Shared mem atomics Repeat topic

All,

I am posting this again because the previous thread has gone out of visibility.

Here is a simple code that just hangs on my TESLA C1060.

This has NOTHING TO DO with WARP-SCHEDULING/DIVERGENCE OR dependence on any other un-documented feature.

The code works if I use a lock in global memory. Fails if I use a lock in shard memory (even for 1 Block, 32 threads).

You may comment the “#define SHARED_LOCK” line to use lock in global memory (no other changes in code required).

This might make it easy for experimenting.

Also, the code below has a no-brainer code inside – which when un-commented makes the code work shared lock as well. I cant make any sense of out this. Examining PTX does not give any clue as well.

Here is the complete code.

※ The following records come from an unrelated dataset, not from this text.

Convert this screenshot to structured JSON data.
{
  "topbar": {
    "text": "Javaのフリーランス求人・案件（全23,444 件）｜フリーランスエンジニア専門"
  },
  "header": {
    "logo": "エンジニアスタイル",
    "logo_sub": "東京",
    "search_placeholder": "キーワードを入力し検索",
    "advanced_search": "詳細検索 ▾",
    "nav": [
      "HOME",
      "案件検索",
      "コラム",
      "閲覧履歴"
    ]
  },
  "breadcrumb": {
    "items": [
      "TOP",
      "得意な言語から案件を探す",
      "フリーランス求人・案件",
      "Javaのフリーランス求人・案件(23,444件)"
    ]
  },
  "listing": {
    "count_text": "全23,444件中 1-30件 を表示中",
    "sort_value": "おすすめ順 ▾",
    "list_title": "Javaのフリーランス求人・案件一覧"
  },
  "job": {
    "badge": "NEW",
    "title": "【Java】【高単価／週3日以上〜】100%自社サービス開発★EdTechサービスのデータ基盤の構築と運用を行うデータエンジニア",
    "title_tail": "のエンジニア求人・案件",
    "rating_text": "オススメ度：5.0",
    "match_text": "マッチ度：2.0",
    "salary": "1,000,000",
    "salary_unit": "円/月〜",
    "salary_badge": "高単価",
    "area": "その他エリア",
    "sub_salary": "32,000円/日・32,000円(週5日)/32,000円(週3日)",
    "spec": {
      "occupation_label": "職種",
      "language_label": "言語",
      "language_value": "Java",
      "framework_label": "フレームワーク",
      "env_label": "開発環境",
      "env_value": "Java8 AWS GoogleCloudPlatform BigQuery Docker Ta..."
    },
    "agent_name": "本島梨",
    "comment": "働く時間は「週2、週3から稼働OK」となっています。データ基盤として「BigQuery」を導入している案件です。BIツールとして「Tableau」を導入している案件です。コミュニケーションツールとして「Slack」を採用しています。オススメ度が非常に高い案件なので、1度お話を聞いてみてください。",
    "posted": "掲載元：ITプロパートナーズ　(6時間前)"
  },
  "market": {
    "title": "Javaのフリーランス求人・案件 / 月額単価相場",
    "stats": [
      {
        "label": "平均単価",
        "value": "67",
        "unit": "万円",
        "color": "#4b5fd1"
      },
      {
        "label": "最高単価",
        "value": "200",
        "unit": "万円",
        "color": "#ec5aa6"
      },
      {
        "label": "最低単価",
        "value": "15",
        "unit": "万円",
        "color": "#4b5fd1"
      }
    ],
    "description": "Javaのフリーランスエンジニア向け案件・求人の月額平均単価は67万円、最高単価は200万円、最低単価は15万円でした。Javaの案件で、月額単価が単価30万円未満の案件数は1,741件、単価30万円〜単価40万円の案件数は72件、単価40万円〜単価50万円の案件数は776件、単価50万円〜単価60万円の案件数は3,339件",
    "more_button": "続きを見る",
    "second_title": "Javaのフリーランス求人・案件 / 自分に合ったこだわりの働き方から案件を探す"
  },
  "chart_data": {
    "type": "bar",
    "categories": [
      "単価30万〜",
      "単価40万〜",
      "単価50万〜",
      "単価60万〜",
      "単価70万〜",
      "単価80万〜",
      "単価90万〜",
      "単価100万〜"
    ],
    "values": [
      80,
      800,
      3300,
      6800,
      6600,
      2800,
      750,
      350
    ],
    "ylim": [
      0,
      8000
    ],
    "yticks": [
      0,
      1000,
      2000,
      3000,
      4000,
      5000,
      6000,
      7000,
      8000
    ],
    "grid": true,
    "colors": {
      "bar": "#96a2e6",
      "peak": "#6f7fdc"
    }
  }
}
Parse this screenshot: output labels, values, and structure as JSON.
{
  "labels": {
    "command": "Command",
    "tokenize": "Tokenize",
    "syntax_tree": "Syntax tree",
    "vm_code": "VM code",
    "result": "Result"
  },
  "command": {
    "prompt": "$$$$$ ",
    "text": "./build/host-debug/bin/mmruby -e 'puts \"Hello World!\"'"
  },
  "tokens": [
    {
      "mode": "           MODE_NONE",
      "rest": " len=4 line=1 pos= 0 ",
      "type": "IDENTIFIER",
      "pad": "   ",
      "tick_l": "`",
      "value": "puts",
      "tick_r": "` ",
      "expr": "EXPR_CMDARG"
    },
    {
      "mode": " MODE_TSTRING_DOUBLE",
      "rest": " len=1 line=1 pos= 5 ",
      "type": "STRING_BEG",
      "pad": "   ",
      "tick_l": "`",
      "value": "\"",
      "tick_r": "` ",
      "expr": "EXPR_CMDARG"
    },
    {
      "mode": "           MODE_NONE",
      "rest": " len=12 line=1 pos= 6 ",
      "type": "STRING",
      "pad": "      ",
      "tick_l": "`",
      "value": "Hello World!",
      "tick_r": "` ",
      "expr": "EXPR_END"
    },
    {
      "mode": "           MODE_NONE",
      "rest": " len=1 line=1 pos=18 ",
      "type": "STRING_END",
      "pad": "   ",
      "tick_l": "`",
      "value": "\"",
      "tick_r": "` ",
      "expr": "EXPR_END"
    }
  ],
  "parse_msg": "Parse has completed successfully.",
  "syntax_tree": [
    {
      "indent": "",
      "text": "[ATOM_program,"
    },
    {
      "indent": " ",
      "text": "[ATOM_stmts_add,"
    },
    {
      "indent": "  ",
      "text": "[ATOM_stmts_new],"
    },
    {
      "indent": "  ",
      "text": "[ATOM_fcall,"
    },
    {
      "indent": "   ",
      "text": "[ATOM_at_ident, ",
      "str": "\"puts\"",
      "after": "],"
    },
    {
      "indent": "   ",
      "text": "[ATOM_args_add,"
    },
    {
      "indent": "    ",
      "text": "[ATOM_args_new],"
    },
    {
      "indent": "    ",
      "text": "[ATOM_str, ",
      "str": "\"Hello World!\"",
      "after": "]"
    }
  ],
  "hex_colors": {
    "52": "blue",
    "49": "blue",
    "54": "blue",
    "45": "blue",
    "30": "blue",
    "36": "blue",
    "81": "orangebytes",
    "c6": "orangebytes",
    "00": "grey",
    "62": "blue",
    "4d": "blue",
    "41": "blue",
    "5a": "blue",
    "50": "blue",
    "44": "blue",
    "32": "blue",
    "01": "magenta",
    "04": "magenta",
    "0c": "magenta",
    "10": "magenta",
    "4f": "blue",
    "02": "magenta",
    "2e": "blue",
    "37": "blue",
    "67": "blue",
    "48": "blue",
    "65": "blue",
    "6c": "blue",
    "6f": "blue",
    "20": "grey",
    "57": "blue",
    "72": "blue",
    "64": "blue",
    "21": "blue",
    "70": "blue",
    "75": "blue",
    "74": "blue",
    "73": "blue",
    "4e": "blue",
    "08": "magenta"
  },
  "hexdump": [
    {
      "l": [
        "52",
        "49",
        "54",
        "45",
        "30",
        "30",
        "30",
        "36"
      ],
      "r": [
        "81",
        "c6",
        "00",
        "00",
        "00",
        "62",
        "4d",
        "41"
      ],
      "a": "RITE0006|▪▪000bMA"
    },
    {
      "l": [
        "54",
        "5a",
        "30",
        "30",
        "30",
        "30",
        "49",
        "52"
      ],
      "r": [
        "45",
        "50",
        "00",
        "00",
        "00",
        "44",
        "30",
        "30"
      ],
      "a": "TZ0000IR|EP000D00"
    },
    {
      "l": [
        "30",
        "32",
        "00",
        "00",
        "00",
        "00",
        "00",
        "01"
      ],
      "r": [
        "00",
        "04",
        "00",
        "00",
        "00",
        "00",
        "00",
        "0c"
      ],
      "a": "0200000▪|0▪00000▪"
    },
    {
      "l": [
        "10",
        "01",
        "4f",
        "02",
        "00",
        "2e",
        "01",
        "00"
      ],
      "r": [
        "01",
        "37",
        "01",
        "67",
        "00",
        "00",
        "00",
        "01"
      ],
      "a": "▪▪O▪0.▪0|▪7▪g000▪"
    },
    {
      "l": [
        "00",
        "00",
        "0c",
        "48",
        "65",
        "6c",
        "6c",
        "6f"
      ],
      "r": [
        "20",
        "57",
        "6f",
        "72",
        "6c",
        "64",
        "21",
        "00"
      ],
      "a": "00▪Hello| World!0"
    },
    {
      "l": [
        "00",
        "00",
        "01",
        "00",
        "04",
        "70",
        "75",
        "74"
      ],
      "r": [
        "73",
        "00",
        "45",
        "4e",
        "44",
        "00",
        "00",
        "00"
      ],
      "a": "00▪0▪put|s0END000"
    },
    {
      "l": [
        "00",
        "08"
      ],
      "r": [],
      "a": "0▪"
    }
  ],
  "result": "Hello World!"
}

You can just copy paste and compile as “nvcc -arch=sm_13 xxxx.cu”

#include <stdio.h>

__device__ int result = -123;

__device__ int g_lock=-1;

#define SHARED_LOCK // Comment this line to use g_lock AND The program will work fine.

#ifdef SHARED_LOCK

#define LOCK sharedLock

#else

#define LOCK g_lock

#endif

__global__ void checkKernel(void)

{

	__shared__ volatile int totalParticipation;

#ifdef SHARED_LOCK

	__shared__ int sharedLock;

#endif

	int lockResult;

	if (threadIdx.x == 0)

	{

		atomicExch(&LOCK,-1);

		totalParticipation = 0;

		__threadfence();

	}

	__syncthreads();

	for(int i=0; totalParticipation<1; i++)

	{

		__syncthreads();

		lockResult = atomicCAS(&LOCK, -1, (int)threadIdx.x);

		if (lockResult == -1)

		{

			totalParticipation++;

			__threadfence();

			atomicExch(&LOCK, -1);

		}

		__syncthreads();

		__threadfence();

	   /*

		// Un-cmment the following brain-dead code and you will find that the code works

		// even in case of shared memory lock

		if (totalParticipation == 0)

	  break;

		*/

	}

	

	if (threadIdx.x == 0)

	{

		result = totalParticipation;

	}

	__syncthreads();

	

	return;

}

int main()

{

	cudaError_t err;

	int host=-123;

	checkKernel<<< 1, 32>>>();

	err = cudaThreadSynchronize();

	if (err != 0)

	{

		printf("Error launching kernel, err = %d\n",err);

		return -1;

	}

	

	cudaMemcpyFromSymbol(&host, "result", sizeof(int), 0, cudaMemcpyDeviceToHost);

	printf("host = %d\n", host);		

}

Thanks,

Best Regards,

Sarnath

On my GTX260, the program is hanged even with 2 threads per block.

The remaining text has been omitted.